וַיִּזְכֹּ֤ר אֱלֹהִים֙ אֶת־נֹ֔חַ וְאֵ֤ת כׇּל־הַֽחַיָּה֙ וְאֶת־כׇּל־הַבְּהֵמָ֔ה אֲשֶׁ֥ר אִתּ֖וֹ בַּתֵּבָ֑ה וַיַּעֲבֵ֨ר אֱלֹהִ֥ים ר֙וּחַ֙ עַל־הָאָ֔רֶץ וַיָּשֹׁ֖כּוּ הַמָּֽיִם׃

“ Et Dieu se souvint de Noé, de toutes les bêtes et de tout le bétail qui étaient avec lui dans l'arche ; et Dieu fit passer un esprit au-dessus de la terre, et les eaux descendirent. ”

Pourquoi Dieu se souvenait-il que Noé (ainsi que sa femme, ses enfants et leurs épouses) avait passé une année entière à nourrir tous les animaux qui se trouvaient avec lui dans l'Arche, en jouant le rôle de “ serveur ” pour eux ? Après tout, aurait-il pu oublier quoi que ce soit ? La belle image du “ serveur ” symbolise le fait que Noé accomplissait la volonté de Dieu, à savoir prendre soin des animaux dans l'Arche. Et en accomplissant cette tâche, il a manifesté la présence divine dans l'Arche.

Cette phrase de la Torah visait à souligner que la plus grande préoccupation de Dieu était Noé et non les mammifères….

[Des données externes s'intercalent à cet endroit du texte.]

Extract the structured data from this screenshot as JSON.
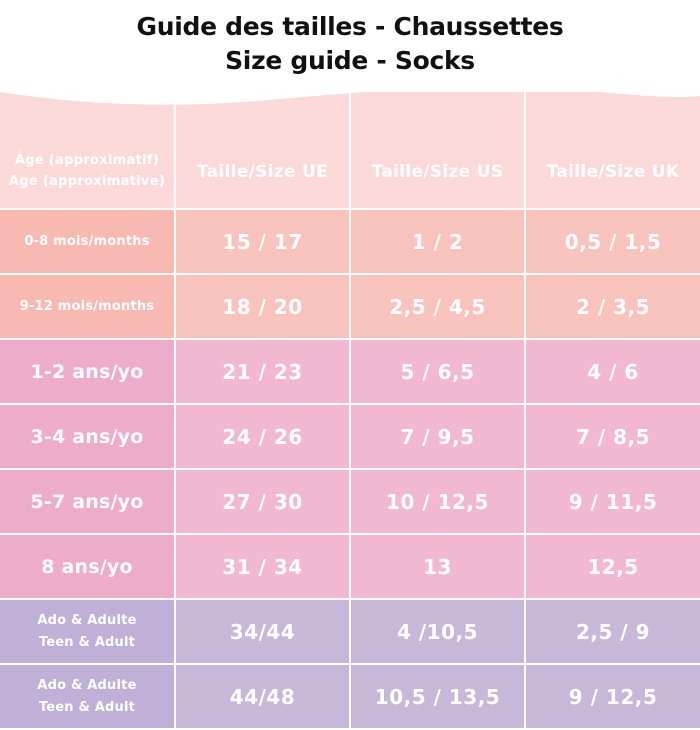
{
  "title": {
    "line1": "Guide des tailles - Chaussettes",
    "line2": "Size guide - Socks"
  },
  "header": {
    "age_fr": "Âge (approximatif)",
    "age_en": "Age (approximative)",
    "eu": "Taille/Size UE",
    "us": "Taille/Size US",
    "uk": "Taille/Size UK"
  },
  "rows": [
    {
      "age": "0-8 mois/months",
      "eu": "15 / 17",
      "us": "1 / 2",
      "uk": "0,5 / 1,5"
    },
    {
      "age": "9-12 mois/months",
      "eu": "18 / 20",
      "us": "2,5 / 4,5",
      "uk": "2 / 3,5"
    },
    {
      "age": "1-2 ans/yo",
      "eu": "21 / 23",
      "us": "5 / 6,5",
      "uk": "4 / 6"
    },
    {
      "age": "3-4 ans/yo",
      "eu": "24 / 26",
      "us": "7 / 9,5",
      "uk": "7 / 8,5"
    },
    {
      "age": "5-7 ans/yo",
      "eu": "27 / 30",
      "us": "10 / 12,5",
      "uk": "9 / 11,5"
    },
    {
      "age": "8 ans/yo",
      "eu": "31 / 34",
      "us": "13",
      "uk": "12,5"
    },
    {
      "age_fr": "Ado & Adulte",
      "age_en": "Teen & Adult",
      "eu": "34/44",
      "us": "4 /10,5",
      "uk": "2,5 / 9"
    },
    {
      "age_fr": "Ado & Adulte",
      "age_en": "Teen & Adult",
      "eu": "44/48",
      "us": "10,5 / 13,5",
      "uk": "9 / 12,5"
    }
  ],
  "colors": {
    "header": "#fbd9d9",
    "peach": "#f9c3bd",
    "pink": "#f3b8d1",
    "lavender": "#c7b8da",
    "text": "#ffffff"
  }
}
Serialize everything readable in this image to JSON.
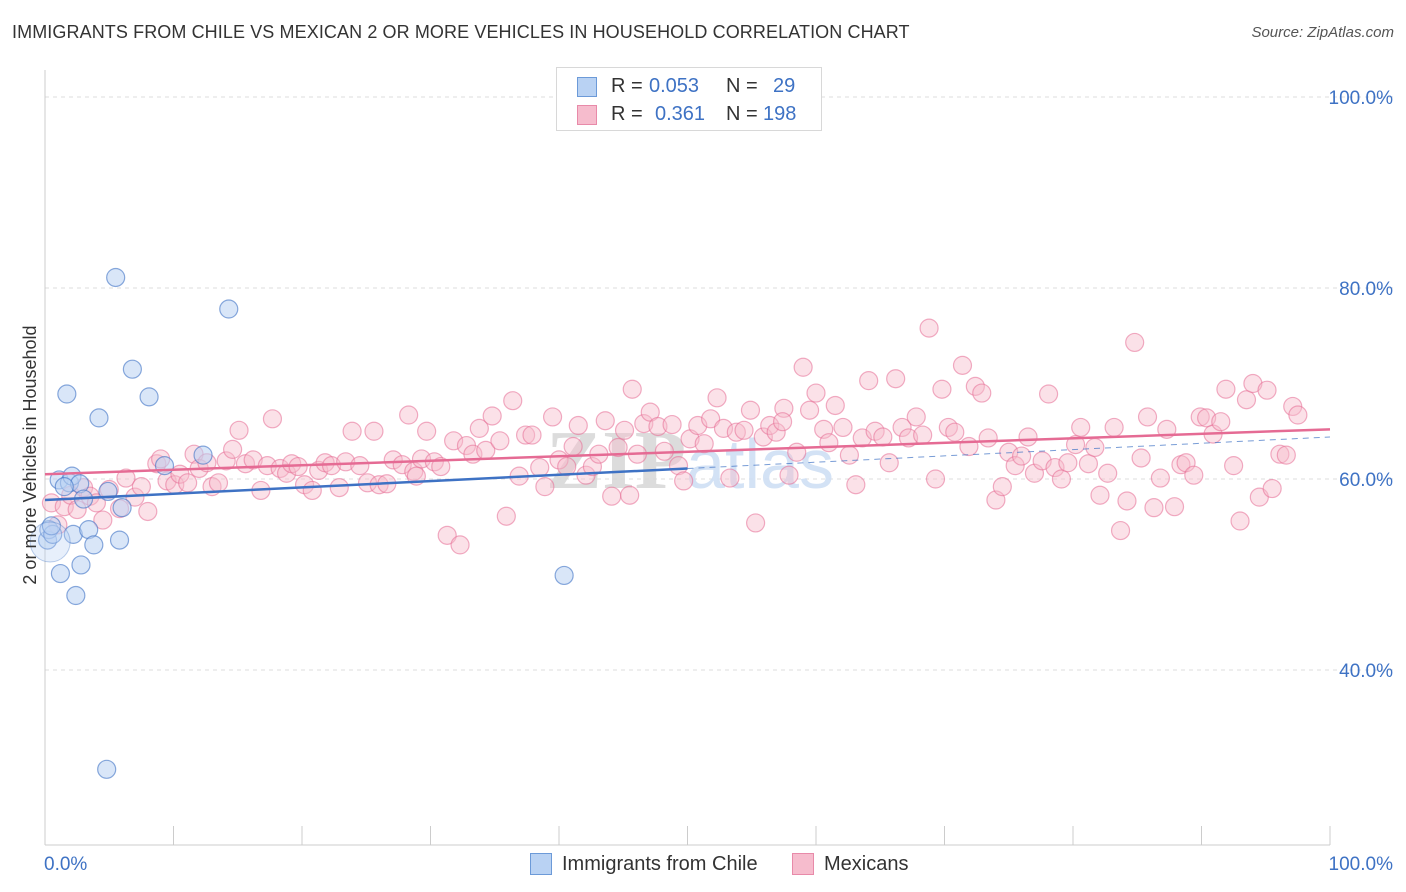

Mais le Tanakh aurait aussi pu utiliser un autre mot que “ souviens-toi ”. Radak, un des sages juifs, nous explique que lorsque la Torah emploie le mot “ souviens-toi ” pour désigner Dieu, il s’agit d’une figure de style qui invite le lecteur à faire appel à son imagination et à comprendre que cette formulation introduit une action divine qui était présente depuis toujours, mais restée cachée pour Noé.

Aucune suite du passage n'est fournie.